Autor Wiadomość
Rosemary
PostWysłany: Pon 16:31, 05 Lis 2007    Temat postu:

spoko w oko
nie popędzam (;
samantha
PostWysłany: Pon 16:21, 05 Lis 2007    Temat postu:

to wiem, ale szukam odpowiedniego ryjka wpierw ;2
Rosemary
PostWysłany: Pon 16:14, 05 Lis 2007    Temat postu:

no to ja Ci jeszcze przypomnę dziewojo,że kolesia trza zrobić (;
samantha
PostWysłany: Pon 0:28, 05 Lis 2007    Temat postu:

i dobrz, bo mnie paluszki rozbolały ;D
Rosemary
PostWysłany: Pon 0:25, 05 Lis 2007    Temat postu:

styknie owszem.
czuj się zaakceptowana i miłeeeeeeeeeeej!
samantha
PostWysłany: Pon 0:19, 05 Lis 2007    Temat postu: samantha stone.

imię i nazwisko tej dziewczyny to właśnie to co widzicie w tak zwanym nagłówku, samantha stone znaczy. jeżeli wgłębiać się w szczegóły to owa dziewka nie lubi, gdy zwracać się do niej per sam, bo to kojarzy się jej z całkiem nieprzyjemnym dzieciństwem w domu dziecka [wybaczcie, jeżeli zakrawa to na telenowelę, wybaczcie!] gdy była raczej chłopczycą i wszyscy tak właśnie się do niej zwracali. w każdym razie do dzieciństwa wracać nie chce, nie było najfajniejsze. proste.

samantha urodziła się dnia dajmy na to dwunastegolipcatysiącdziewięćsetdziewiątegoroku, więc lat ma teraz chyba, jeśli dobrze liczę siedemnaście. jest właśnie w drugiej klasie liceum, pochodzi z new hampton.

jeżeli chodzi o wzrost to nie jest jakoś wyjątkowo wysoka ani też do niskich nie należy. ot, zwykła amerykanka, sto siedemdziesiąt centymetrów.

wygląd to jessica stam, blondynka z małym zadartym noskiem. zgrabna i zawsze uśmiechnięta.

ekwipunek macie w podpisiku, da.

co do charakteru jej, to jest całkiem pewna siebie, ale często przy fajnych facetach miękną jej nogi. albo ma jak z waty, chociaż to w sumie to samo. lubi być doceniana, słyszeć komplementy, może to pod wpływem traumy z dzieciństwa, nie zwracajcie za bardzo uwagi na to co ja tu wypisuję, proszę. w każdym razie jej dewizą życiową jest I Need A Hug.

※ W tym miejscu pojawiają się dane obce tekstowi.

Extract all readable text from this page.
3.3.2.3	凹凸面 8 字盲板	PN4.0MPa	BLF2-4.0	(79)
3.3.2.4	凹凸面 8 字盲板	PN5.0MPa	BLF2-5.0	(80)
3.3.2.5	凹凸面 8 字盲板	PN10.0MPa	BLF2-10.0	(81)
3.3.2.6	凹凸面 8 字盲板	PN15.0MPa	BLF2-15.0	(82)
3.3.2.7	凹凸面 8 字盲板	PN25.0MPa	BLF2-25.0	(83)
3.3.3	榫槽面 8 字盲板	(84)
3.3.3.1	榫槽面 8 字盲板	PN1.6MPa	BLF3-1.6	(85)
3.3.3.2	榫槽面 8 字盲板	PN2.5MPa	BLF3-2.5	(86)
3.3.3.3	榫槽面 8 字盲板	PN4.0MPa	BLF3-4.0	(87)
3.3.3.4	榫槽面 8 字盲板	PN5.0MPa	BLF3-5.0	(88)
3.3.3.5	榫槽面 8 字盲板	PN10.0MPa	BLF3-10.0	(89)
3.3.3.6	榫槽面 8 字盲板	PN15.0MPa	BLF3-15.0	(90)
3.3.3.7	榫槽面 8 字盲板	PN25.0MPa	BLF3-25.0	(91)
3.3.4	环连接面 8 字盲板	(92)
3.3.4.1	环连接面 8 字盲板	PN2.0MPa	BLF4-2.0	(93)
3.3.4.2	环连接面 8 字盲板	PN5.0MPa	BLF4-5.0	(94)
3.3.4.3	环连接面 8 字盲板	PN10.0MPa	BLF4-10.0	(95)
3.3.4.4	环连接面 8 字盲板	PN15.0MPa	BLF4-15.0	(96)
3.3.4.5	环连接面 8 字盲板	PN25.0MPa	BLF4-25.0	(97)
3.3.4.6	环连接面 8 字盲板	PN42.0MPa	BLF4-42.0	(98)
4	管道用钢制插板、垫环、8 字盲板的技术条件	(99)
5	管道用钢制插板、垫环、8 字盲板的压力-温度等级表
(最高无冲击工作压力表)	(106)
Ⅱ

co do związków to był jeden poważny, aczkolwiek właśnie tej powagi samantha się wystraszyła i uciekła. nie dosłownie oczywiście - po prostu zerwała i przeniosła się do nowego jorku właśnie. nie daje dupy byle komu.

styl?. kolorowe spódnice, żółte swetry i zielone legginsy. w zimie płaszcz i botki. w każdym razie zauważysz ją w tłumie.

myślę że nie muszę pisać biografii już?